For as long as I can remember I have enjoyed American history. My young country has a fascinating history full colorful figures, incredible leaders, and vile accounts of how twisted humanity can be. When I started college I knew very little of America’s religious history beyond a few key Christian leaders that I had learned about in my years at a small Christian school. Imagine my surprise when I found out that American church history is just as fascinating and colorful as American history. Since starting college and my current status as a seminary student I have taken a number of church history classes. This semester I am taking a class that is focused specifically on American Christian History. One of out textbooks for that class is Mark Noll’s America’s God.
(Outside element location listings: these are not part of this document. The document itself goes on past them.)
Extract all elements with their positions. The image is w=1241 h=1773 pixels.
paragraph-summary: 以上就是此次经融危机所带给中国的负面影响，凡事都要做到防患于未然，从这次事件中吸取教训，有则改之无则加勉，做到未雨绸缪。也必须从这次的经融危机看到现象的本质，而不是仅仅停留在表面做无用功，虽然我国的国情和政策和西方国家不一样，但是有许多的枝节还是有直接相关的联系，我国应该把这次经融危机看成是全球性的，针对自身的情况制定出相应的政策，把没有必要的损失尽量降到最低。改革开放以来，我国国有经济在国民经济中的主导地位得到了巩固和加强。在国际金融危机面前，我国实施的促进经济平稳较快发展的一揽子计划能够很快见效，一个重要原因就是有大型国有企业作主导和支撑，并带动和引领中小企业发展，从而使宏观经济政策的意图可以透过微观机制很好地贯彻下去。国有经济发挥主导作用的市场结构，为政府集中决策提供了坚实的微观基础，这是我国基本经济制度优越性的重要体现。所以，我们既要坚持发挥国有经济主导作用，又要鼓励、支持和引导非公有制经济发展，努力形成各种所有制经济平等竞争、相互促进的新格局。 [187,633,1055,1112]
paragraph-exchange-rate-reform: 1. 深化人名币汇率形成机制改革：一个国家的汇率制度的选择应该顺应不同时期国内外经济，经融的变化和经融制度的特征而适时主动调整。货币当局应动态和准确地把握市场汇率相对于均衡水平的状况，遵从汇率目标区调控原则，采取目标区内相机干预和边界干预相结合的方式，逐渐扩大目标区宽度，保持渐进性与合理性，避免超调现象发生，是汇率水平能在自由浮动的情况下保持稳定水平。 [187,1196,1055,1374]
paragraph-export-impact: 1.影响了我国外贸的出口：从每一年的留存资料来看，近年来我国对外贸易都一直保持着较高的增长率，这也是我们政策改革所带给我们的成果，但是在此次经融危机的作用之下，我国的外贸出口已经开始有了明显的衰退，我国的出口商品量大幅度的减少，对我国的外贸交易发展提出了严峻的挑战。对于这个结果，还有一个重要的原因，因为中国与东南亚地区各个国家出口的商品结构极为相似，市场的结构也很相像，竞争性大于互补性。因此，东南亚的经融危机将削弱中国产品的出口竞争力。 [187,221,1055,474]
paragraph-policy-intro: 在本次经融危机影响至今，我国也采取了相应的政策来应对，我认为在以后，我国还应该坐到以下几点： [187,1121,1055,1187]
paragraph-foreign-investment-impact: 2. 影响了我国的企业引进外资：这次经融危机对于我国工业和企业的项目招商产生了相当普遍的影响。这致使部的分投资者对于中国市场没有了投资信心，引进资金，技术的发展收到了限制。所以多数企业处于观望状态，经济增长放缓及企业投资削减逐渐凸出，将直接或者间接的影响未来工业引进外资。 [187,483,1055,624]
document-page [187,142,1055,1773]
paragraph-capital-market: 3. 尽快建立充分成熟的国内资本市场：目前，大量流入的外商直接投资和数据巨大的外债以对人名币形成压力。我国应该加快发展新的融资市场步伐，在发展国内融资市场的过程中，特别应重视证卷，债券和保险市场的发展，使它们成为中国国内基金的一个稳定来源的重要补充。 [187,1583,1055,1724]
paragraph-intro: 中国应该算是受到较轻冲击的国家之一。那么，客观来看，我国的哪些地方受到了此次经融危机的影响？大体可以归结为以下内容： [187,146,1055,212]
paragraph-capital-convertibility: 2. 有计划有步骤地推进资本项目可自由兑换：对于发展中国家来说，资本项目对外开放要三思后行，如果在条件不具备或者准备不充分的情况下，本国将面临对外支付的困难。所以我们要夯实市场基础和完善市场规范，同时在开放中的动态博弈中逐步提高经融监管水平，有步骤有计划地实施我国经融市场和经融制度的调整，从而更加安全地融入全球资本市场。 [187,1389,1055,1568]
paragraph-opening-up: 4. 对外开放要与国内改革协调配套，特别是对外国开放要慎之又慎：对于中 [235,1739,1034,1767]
America’s God offers a fascinating look at American Christian history from the time of Jonathan Edwards through the time of the Civil War. The section that I read for class today was particularly interesting. Noll wrote about the “Americanization” of denominations like the Presbyterians, Congregationalists, and the Methodists. After the Revolutionary War, republican political language and ideology came to be dominant in the minds of Americans. In the same way that today certain cultural terms are ingrained in our consciousness, the same could be said of republicanism in the decades following the Revolutionary War. Noll devotes a good deal of time discussing how denominations and religious leaders came to incorporate the language of republicanism into the church. There was a sort of marriage between theological language and the popular American political language of the day.
Here is my thinking on the matter. The world that early 19th century American church leaders found themselves in was one where the culture had embraced American republicanism. It was a cultural phenomena, a common ground that just about anyone had some knowledge of and could identify with. Whether consciously or not, I think the church leaders recognized this shift in the culture and felt that in order to continue to reach the American masses, they had to speak a language that they understood. Some people might cringe at that thought, thinking, “the Bible is the Bible and it does not change!” That is true, but throughout history, while Scripture is the solid foundation, the look of the house built on that foundation has changed it’s look repeatedly. A modern equivalent might be a church with a traditional and a contemporary service. The church is reaching out to two different generations and both generations are learning the same truths from the same Bible. The difference is only in method.
This becomes a problem when the church compromises too much to culture. If 19th century church leaders had incorporated so much republican language and ideology into the church that solid theology was compromised, that would be a problem. The church is not a political organization (although the teachings of Scripture should inform your politics and not vice versa) and the 19th century Presbyterians and Congregationalists were not seeking to make the church into political organization. Instead, they were simply trying to speak the language of the people while still imparting Scriptural truths.